[SOLVED] float, byte-order, endianess

Dear All,

I need to transmit floats through an RS-485 connection. I have to send the float in the IEEE754 format as four bytes:

byte 1: SEEEEEEE
byte 2: EMMMMMMM
byte 3: MMMMMMMM
byte 4: MMMMMMMM

With: S = sign bit E = exponant bits M = Mantissa bits

The code is expected to run on ATmega32u4 (Leonardo), ATmega328 (Uno), ATmega328P (Duemilanove), Atmel SAM3X8E ARM Cortex-M3 (Due), PIC32MX320F128 (Chipkit Uno32), PIC32MX340F512H (Chipkit uC32), PIC32MX795F512 (chip kit Max32).

I believe that on all these platforms, the float is 32-bits. So I only need to figure out the endianess of the platform and either declare a union :

union {
    float number;
    byte[4] number_bytes;
}

or cast an array:

byte* number_bytes = (byte*)&number;

My issue is:

How do I know, at compile-time, the endianess of the platform, so that I can act properly?

Thank you for your help.

They’re all little-endian.
In theory, modern gcc defines assorted predefined symbols:

 /usr/local/CrossPack-AVR-20121207/bin/avr-gcc -dM -E - < /dev/null | grep -i end
#define __ORDER_LITTLE_ENDIAN__ 1234
#define __FLOAT_WORD_ORDER__ __ORDER_LITTLE_ENDIAN__
#define __ORDER_PDP_ENDIAN__ 3412
#define __ORDER_BIG_ENDIAN__ 4321
#define __BYTE_ORDER__ __ORDER_LITTLE_ENDIAN__

However, the gcc used with arduino, due, and mpide doesn’t seem to support those :frowning:

Thank you very much for your reply.

I figured out, the safest way to do it, is for me to detect endianess at runtime during RS-485 protocol class initialization. It adds a little more code, is a little bit slower, but the extra work caused by the additional if-condition does not register compared to the slowness of serial communication. To that end, I cast a byte[4] over an int.
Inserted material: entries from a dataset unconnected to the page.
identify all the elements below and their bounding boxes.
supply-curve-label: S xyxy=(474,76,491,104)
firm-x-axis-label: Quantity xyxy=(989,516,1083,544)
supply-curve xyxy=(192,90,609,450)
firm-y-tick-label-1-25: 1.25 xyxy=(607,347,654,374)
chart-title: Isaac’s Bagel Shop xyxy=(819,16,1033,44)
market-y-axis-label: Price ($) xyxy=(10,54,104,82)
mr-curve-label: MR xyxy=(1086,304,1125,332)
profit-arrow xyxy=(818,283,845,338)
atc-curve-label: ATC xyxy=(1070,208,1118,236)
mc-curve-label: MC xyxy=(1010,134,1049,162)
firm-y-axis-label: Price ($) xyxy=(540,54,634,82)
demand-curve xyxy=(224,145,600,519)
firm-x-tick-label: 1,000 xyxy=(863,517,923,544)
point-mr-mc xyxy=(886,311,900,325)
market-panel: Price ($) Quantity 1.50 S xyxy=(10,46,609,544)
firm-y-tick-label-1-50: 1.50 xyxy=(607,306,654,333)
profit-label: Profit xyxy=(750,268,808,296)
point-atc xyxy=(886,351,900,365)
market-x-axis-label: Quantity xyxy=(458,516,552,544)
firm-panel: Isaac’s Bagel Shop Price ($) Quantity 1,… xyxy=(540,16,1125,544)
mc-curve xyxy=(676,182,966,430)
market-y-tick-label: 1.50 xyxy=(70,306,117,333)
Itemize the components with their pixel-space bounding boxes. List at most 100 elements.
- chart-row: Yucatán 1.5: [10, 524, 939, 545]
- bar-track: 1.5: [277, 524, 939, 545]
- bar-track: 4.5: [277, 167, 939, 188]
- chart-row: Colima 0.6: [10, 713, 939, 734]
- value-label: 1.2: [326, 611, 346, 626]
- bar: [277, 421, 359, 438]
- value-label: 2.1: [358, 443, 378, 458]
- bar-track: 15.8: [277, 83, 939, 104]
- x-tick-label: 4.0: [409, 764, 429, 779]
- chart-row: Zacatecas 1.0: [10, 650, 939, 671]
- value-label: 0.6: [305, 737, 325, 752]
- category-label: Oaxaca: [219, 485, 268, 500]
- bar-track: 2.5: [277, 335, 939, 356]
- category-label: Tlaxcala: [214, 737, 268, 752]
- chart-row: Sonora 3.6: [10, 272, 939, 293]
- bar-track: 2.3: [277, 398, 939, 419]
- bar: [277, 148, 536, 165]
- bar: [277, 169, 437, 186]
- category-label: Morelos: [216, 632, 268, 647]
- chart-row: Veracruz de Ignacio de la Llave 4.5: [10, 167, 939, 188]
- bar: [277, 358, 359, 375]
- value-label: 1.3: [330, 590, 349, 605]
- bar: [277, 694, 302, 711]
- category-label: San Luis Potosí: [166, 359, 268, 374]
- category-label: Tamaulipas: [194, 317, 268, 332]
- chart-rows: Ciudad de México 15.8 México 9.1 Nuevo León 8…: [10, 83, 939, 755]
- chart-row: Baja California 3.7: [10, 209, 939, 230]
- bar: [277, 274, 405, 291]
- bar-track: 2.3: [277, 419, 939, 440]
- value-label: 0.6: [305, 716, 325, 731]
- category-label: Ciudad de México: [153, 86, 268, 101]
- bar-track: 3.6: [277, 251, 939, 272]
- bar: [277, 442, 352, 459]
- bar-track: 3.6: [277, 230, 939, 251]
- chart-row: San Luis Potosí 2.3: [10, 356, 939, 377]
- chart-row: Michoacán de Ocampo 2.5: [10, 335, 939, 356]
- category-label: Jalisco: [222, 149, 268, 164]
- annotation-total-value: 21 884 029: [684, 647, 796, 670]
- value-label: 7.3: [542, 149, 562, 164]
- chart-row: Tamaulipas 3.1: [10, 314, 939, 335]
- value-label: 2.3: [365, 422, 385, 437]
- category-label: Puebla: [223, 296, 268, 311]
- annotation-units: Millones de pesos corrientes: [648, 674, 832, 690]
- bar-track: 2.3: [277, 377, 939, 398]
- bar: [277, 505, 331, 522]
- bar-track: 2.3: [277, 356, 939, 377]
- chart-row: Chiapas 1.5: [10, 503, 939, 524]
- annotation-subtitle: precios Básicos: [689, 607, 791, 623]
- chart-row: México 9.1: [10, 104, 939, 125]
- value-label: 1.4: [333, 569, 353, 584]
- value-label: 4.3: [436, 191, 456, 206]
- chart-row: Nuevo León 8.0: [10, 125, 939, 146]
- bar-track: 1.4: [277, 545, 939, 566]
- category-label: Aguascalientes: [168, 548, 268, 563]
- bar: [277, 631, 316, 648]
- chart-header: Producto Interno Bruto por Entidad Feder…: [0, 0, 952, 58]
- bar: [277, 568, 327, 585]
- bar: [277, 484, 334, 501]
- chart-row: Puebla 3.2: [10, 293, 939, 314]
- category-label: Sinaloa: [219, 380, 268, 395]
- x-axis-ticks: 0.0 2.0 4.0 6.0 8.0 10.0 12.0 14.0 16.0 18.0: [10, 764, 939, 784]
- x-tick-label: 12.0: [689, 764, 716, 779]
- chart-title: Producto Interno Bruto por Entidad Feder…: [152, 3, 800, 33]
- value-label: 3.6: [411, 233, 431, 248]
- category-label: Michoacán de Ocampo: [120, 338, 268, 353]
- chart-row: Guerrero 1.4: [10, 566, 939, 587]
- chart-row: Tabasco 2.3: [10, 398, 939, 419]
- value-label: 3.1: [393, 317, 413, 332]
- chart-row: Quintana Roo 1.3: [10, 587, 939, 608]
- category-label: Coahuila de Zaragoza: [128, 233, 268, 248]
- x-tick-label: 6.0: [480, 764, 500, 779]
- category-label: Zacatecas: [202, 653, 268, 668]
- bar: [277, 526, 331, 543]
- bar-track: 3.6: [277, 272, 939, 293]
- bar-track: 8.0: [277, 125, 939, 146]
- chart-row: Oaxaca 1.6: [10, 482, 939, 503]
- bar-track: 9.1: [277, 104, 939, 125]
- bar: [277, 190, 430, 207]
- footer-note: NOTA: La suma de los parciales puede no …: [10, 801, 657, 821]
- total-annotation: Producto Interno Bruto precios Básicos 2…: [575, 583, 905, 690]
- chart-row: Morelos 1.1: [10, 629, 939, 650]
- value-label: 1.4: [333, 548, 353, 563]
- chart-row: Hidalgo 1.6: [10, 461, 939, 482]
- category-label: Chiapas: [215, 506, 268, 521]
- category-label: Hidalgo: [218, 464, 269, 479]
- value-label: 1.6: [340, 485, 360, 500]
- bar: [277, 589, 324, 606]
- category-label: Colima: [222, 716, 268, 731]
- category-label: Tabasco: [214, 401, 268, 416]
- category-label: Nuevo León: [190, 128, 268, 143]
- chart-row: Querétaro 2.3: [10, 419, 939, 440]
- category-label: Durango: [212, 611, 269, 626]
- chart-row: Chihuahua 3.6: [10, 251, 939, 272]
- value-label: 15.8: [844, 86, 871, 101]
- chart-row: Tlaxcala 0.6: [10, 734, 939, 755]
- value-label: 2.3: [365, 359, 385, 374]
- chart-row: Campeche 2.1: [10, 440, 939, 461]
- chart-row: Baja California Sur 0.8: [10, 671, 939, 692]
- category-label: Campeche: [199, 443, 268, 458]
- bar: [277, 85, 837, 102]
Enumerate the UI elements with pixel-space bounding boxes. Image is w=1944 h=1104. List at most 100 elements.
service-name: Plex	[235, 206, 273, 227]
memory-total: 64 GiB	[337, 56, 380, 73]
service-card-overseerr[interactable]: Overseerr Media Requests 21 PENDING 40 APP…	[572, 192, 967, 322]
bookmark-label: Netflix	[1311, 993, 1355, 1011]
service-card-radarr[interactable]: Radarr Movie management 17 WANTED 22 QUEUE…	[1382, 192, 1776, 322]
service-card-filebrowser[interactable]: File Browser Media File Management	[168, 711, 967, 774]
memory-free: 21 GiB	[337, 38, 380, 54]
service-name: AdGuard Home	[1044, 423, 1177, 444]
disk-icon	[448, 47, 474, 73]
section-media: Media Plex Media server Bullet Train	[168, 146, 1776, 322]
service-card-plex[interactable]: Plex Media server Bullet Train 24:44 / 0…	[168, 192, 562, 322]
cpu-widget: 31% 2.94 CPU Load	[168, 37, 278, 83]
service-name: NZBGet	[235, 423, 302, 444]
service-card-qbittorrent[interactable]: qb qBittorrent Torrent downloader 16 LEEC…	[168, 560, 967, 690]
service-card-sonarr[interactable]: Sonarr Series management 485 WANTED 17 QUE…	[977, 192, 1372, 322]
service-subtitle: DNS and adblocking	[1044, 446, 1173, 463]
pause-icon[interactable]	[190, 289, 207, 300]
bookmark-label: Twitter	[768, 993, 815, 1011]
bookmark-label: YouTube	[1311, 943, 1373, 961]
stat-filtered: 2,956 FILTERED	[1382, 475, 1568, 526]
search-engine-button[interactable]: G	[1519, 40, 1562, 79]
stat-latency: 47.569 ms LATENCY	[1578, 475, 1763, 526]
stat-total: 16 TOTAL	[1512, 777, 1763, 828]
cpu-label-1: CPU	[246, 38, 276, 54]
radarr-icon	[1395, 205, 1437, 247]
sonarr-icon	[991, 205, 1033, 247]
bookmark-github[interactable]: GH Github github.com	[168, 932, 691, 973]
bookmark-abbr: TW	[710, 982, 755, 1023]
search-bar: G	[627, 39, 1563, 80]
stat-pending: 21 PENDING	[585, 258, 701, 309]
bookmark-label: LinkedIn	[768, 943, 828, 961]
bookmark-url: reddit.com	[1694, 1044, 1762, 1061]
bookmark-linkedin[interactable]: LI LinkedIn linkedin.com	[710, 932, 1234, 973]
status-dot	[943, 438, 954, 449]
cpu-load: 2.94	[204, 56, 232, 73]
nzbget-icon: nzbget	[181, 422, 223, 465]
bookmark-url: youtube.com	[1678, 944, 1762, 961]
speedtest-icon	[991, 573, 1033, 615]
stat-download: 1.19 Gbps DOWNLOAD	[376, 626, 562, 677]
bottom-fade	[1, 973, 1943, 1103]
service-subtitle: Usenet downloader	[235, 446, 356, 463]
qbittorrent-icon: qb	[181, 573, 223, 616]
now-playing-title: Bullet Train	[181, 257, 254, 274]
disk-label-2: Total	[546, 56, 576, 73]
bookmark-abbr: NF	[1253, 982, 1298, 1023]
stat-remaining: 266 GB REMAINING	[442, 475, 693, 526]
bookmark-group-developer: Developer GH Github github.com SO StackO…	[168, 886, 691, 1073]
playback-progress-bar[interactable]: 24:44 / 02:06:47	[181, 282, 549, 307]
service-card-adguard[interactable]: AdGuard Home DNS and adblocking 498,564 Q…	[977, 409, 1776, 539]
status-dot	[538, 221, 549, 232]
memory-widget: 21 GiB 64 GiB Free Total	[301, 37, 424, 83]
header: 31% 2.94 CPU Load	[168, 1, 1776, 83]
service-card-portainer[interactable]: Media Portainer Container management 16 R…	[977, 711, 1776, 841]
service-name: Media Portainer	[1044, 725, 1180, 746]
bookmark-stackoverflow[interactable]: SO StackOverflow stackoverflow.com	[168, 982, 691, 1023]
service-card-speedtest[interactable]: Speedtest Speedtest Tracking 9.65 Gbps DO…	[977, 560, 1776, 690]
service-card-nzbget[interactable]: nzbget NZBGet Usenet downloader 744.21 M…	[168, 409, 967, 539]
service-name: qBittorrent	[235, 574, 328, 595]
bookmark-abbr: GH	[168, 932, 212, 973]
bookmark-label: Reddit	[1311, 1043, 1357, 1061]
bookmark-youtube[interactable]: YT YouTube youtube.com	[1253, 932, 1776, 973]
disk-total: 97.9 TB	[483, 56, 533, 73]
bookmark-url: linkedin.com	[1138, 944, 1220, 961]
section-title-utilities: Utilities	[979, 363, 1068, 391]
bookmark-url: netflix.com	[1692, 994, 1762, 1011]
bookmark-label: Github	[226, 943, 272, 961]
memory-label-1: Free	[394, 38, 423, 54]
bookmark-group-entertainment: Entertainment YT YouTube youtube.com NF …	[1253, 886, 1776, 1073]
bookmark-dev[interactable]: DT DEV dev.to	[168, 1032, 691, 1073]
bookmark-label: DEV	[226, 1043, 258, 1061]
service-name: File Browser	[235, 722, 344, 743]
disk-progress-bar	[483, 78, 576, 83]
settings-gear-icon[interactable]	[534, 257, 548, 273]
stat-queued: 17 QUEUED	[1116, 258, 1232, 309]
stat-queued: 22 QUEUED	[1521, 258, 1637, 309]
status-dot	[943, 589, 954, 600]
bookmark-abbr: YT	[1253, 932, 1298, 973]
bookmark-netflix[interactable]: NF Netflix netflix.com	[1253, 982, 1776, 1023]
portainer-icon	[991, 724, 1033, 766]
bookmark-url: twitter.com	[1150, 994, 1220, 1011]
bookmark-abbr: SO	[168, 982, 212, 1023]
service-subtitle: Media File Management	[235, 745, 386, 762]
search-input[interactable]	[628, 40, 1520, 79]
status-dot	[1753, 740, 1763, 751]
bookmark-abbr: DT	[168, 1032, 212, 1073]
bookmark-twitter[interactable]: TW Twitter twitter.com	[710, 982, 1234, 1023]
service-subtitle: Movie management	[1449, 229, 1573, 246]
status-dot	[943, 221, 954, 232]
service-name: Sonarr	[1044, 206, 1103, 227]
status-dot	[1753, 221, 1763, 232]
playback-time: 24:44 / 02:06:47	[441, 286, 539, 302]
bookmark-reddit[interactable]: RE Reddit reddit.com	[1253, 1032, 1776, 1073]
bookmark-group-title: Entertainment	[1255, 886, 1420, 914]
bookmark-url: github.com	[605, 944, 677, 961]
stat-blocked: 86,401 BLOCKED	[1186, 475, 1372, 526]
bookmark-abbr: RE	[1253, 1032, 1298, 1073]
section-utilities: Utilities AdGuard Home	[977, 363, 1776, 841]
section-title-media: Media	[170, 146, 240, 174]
Namaan: To that end, I cast a byte[4] over an int.

int is 2 bytes on AVR.

I would think that if you want to discover the endianness of a float, you should place a specific float constant in your union, then test the actual bytes against known hex constants. This would also verify at runtime that the float format is in fact IEEE 754.

Gardner is right. Also, testing a float instead of an int protects you against multiple-endian systems, on which the endianess of the an int can be different from that of a float.

I personally wouldn't be sending floats in binary form from one computer to another, particularly if they are from different manufacturers or are using different library bases. There is no guarantee that the underlying format will be identical (even if you solve the endianness problem).

A couple of reasonable alternatives would be send a long (4 bytes) with suitable implied scaling (eg. divide by 1000) to get the floating representation back. Or you could send BCD-encoded data.

Thank you for your replies.
Gardner, Jean Suisse: Thank you for this excellent idea. I have implemented it and it works perfectly.
Nick Gammon: This is a nice idea. I have considered it for a time. But I would like to be more abstract and versatile. I should be able to transmit any value through the RS-485 connection. Plus, I already have a large range (1E3 to 1E-11) that make this option only valid if I transmit the long as well as a power of 10 in a byte for instance. To do so, I have to compute them on the board, which increases the work load.

Eventually, I went for:

FLOATS
– IEEE754 float network format, 32 bits
– Dynamic endianess detection at startup for floats, using floats

INTS
– 32 bit int network format
– Compile-time int size detection
– Dynamic int endianess detection using int.

This works fine with AVR, PIC32 and ARM. Communication has only been tested between an arduino-like board and a intel MAC running an Objective-C application designed and built with Xcode.

Thank you all for your help in this part of the project. I am deeply grateful.

This works fine with AVR, PIC32 and ARM.

Are any of those big-endian? ARM and MIPS (PIC32) have some chips that can be operated either big-endian or little-endian, but I don't think those have filtered down to the microcontroller-sized chips.